Но пока жив был Сережа, Зоя держалась, все надеялась. А мать его — та сразу сникла. Один сын у нее, никого больше в целом свете, и сама уже старая. Как тут жить? Без опоры вовсе трудно. Помирилась она с Зоей, вместе за Сережей ходили, вместе горевали.
Умер он весной, в апреле. Мать его вскоре после похорон уехала в Сибирь, к сестре. А Зоя сердцем оледенела. Все ей стало чужое. И живет и не живет. Дети — словно не родные, нету ей до них никакого дела. Борис года два пропадал, из детдома в детдом переселялся, а после назвал свою настоящую фамилию, и привезли его домой. Мать и этому не обрадовалась.
Я по старой дружбе пробовала к ней подойти. «Зоя, говорю, у тебя же дети, как же ты ими не дорожишь?» А она: «Никто моего горя не поймет». «Вот Яков Иванович вернется — думаешь ты с ним жить, или одна будешь детей растить?» «Захочет — пусть живет, не захочет — не надо». «Не простит, говорю, он тебя». «На что мне его прощение?»
Вот так и вышел в семье разлад. Вернулся сам-то, стал мстить. То ссорятся, то мирятся. Он пьет, да и Зоя иной раз к рюмочке припадает. Женщину завел на стороне, ходит к ней открыто, еще поддразнивает Зою: «Ты повеселилась, теперь я повеселюсь». Я так чувствую, что больше напускает он на себя обиду.
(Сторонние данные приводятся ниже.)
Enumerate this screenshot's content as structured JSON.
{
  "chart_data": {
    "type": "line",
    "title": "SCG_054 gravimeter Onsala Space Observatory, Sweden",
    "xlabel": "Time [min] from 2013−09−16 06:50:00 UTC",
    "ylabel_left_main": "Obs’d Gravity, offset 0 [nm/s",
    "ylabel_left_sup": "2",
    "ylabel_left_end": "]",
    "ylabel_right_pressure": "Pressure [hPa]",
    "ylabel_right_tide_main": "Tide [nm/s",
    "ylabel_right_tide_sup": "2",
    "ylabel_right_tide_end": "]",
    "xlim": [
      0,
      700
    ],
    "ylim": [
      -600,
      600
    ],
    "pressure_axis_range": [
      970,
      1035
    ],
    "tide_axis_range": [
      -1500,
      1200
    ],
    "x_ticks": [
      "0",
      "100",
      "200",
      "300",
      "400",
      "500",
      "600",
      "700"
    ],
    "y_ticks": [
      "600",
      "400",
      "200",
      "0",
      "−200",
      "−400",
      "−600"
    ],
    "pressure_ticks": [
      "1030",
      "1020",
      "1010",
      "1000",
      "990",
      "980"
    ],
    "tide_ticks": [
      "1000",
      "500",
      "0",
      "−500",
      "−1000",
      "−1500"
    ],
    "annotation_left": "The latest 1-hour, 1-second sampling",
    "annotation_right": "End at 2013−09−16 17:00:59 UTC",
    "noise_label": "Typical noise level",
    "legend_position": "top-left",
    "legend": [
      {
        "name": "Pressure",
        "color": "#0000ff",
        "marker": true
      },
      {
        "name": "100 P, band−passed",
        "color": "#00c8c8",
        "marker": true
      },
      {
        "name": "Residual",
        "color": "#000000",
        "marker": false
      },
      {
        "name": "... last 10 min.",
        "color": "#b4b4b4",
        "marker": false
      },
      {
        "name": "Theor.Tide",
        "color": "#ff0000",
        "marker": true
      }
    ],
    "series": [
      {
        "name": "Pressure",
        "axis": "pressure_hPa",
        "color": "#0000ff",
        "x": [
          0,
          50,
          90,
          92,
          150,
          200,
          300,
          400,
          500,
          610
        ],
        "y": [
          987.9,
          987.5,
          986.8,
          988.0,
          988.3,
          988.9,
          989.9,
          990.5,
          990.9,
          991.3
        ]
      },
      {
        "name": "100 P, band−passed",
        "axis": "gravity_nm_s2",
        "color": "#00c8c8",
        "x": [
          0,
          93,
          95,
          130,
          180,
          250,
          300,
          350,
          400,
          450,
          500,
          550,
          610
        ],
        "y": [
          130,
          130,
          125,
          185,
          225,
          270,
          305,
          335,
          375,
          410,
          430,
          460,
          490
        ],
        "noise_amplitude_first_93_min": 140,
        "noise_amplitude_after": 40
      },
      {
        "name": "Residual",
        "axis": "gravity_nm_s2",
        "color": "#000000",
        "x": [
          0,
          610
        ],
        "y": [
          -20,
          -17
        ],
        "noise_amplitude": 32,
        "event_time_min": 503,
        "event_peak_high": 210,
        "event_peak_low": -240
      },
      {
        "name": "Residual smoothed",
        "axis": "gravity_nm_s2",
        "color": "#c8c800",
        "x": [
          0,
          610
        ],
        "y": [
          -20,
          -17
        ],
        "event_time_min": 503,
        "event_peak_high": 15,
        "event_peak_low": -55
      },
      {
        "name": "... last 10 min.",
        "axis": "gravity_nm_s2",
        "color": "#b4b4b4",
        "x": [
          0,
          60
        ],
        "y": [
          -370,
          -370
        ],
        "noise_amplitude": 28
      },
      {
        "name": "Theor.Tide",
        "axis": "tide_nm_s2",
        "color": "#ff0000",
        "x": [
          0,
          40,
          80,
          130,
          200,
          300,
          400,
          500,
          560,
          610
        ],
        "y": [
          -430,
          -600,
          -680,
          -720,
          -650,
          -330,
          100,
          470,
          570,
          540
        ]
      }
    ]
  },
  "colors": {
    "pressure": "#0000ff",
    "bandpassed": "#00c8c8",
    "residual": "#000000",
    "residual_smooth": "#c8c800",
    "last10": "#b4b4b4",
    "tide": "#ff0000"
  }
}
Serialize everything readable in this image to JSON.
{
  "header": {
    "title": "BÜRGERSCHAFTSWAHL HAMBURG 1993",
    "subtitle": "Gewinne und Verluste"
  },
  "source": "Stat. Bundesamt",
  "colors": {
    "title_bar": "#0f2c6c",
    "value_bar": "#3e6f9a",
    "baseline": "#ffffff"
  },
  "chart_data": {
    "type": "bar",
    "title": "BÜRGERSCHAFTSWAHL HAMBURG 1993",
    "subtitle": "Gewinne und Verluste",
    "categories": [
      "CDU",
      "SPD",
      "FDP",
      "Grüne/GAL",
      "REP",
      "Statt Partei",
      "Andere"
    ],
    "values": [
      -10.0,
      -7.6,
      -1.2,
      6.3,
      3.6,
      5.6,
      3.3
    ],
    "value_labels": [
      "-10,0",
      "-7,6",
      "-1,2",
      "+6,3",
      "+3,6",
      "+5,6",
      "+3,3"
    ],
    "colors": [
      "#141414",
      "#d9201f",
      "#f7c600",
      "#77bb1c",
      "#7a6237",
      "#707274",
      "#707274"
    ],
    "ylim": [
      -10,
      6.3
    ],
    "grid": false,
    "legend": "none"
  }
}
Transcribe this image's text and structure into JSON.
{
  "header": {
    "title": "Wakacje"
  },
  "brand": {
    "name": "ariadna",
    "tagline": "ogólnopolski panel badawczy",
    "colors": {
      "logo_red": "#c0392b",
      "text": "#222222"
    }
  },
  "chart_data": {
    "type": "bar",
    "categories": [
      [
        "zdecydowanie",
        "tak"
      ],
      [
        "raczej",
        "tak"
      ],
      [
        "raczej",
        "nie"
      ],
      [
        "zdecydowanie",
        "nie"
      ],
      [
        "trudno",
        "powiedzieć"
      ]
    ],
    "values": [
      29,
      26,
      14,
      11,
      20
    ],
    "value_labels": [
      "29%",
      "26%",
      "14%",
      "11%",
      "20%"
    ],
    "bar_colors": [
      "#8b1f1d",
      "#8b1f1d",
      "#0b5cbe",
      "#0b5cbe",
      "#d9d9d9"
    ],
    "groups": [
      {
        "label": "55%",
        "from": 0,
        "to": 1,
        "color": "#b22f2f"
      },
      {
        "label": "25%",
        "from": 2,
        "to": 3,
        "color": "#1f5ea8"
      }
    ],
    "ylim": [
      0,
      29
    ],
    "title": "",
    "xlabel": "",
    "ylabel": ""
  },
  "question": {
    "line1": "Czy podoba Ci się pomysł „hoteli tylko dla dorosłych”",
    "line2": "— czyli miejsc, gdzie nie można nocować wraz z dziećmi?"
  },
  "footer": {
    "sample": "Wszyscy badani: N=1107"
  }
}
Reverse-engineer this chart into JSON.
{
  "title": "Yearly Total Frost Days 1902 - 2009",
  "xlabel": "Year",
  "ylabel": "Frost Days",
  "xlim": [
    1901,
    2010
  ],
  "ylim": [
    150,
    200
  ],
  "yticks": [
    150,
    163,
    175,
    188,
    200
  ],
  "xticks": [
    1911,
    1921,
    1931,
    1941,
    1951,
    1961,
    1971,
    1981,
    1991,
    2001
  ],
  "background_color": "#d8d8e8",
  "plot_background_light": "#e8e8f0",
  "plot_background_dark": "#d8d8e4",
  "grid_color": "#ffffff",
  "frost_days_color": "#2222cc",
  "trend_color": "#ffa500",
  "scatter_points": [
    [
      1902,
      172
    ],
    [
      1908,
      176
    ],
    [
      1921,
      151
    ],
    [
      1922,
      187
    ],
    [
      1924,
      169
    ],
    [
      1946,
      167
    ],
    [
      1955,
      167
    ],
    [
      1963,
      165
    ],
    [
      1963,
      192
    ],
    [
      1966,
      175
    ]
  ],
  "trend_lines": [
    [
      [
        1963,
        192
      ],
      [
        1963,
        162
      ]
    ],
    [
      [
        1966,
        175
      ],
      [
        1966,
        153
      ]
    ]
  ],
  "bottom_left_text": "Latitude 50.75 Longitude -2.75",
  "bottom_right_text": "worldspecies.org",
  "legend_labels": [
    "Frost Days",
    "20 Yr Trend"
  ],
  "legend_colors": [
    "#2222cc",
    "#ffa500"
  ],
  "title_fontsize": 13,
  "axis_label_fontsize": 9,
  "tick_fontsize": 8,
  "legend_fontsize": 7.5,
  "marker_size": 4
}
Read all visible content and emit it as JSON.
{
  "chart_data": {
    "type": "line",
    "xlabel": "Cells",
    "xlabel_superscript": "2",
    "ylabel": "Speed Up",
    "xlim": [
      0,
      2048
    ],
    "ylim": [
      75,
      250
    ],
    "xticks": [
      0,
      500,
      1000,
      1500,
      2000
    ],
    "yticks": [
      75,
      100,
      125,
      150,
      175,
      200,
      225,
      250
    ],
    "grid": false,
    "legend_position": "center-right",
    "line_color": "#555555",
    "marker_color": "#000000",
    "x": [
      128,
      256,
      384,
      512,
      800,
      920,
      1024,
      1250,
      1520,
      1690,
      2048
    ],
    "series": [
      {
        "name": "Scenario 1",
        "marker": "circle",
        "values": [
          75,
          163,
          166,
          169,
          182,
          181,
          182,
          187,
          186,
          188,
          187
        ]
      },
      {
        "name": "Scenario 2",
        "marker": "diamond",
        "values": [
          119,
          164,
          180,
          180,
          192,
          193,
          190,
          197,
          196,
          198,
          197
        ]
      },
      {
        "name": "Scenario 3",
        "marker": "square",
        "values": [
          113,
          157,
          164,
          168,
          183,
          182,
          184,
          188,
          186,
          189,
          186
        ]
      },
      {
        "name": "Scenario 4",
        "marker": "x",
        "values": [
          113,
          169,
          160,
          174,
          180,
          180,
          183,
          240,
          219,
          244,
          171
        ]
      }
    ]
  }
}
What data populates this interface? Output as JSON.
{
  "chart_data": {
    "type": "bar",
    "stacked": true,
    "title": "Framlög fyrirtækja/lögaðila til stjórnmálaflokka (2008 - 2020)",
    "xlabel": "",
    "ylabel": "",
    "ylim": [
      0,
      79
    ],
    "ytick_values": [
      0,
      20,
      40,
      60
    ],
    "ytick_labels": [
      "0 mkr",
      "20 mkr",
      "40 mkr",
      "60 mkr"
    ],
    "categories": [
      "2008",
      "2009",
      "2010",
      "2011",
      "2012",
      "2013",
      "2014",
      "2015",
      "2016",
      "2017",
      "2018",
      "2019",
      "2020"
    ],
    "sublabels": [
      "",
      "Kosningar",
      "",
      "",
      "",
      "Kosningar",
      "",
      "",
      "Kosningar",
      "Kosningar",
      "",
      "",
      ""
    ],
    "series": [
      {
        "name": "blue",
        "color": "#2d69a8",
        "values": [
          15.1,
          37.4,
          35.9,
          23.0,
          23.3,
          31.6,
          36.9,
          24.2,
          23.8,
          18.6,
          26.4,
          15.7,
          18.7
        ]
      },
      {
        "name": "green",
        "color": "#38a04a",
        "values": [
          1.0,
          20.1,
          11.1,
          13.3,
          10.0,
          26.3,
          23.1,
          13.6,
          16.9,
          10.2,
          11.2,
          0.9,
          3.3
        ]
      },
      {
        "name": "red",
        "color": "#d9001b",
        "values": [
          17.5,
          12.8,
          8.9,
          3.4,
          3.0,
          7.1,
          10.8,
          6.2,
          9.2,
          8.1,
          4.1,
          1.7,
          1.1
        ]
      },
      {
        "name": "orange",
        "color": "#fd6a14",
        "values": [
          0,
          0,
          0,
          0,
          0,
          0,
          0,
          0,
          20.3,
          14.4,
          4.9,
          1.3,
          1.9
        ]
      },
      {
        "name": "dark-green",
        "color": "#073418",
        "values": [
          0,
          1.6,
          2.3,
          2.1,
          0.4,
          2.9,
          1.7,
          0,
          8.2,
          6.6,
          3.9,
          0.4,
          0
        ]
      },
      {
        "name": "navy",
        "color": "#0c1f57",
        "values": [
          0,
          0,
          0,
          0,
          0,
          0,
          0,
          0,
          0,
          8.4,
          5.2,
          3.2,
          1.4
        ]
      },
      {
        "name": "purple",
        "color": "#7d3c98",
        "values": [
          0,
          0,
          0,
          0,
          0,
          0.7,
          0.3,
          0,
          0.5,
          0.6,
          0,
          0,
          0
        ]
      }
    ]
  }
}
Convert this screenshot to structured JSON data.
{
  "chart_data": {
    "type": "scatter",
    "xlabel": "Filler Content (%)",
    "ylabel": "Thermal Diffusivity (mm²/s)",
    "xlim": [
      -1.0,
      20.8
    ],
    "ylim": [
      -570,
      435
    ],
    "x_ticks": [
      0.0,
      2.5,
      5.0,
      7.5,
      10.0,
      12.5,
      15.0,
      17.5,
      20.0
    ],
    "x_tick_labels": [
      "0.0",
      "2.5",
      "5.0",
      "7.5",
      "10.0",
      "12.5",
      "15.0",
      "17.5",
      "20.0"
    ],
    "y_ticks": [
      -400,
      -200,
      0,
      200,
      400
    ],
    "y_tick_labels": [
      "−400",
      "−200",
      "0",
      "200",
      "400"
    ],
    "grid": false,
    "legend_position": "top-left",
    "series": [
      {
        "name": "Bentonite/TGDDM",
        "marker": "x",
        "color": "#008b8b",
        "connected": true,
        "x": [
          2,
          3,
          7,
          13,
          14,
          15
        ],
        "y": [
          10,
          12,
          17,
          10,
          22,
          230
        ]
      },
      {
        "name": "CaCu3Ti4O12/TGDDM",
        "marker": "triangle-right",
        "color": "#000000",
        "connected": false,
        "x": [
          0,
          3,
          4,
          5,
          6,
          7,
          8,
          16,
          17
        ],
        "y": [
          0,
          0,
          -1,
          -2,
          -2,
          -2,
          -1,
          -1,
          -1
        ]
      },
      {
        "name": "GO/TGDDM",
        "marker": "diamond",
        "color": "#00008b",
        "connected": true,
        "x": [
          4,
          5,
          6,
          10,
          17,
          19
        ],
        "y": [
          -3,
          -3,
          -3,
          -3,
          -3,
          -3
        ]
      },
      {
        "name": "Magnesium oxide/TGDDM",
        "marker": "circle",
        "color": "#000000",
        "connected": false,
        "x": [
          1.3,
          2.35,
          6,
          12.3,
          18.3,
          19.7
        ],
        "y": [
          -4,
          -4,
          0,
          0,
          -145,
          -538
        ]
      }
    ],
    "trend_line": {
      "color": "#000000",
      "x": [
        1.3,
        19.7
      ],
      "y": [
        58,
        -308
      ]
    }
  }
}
Не любил он жену по-настоящему никогда. Приехал, начал куражиться, понравилось — он дальше, во вкус вошел. И она не старается мир в семью вернуть. Поковеркали жизнь. И себе поковеркали, и детям.
4
Аллу я не дождалась. Послала за ней Варвару Ивановну, но и эта попытка окончилась неудачей. «Не о чем нам говорить, пусть меня оставят в покое», — заявила Алла. Не о чем? Ну, что ж. В конце концов, она уже взрослый человек.
С Борисом же я виделась довольно часто. Первый раз я вызвала их вместе с Рагозиным после того, как они заглазно обещали мне «финку в бок». Борис вел себя дерзко, я тоже невольно накричала на него, и задушевного разговора не получилось. После этого я не раз вызывала Бориса, но мне так и не удалось добиться от него откровенности.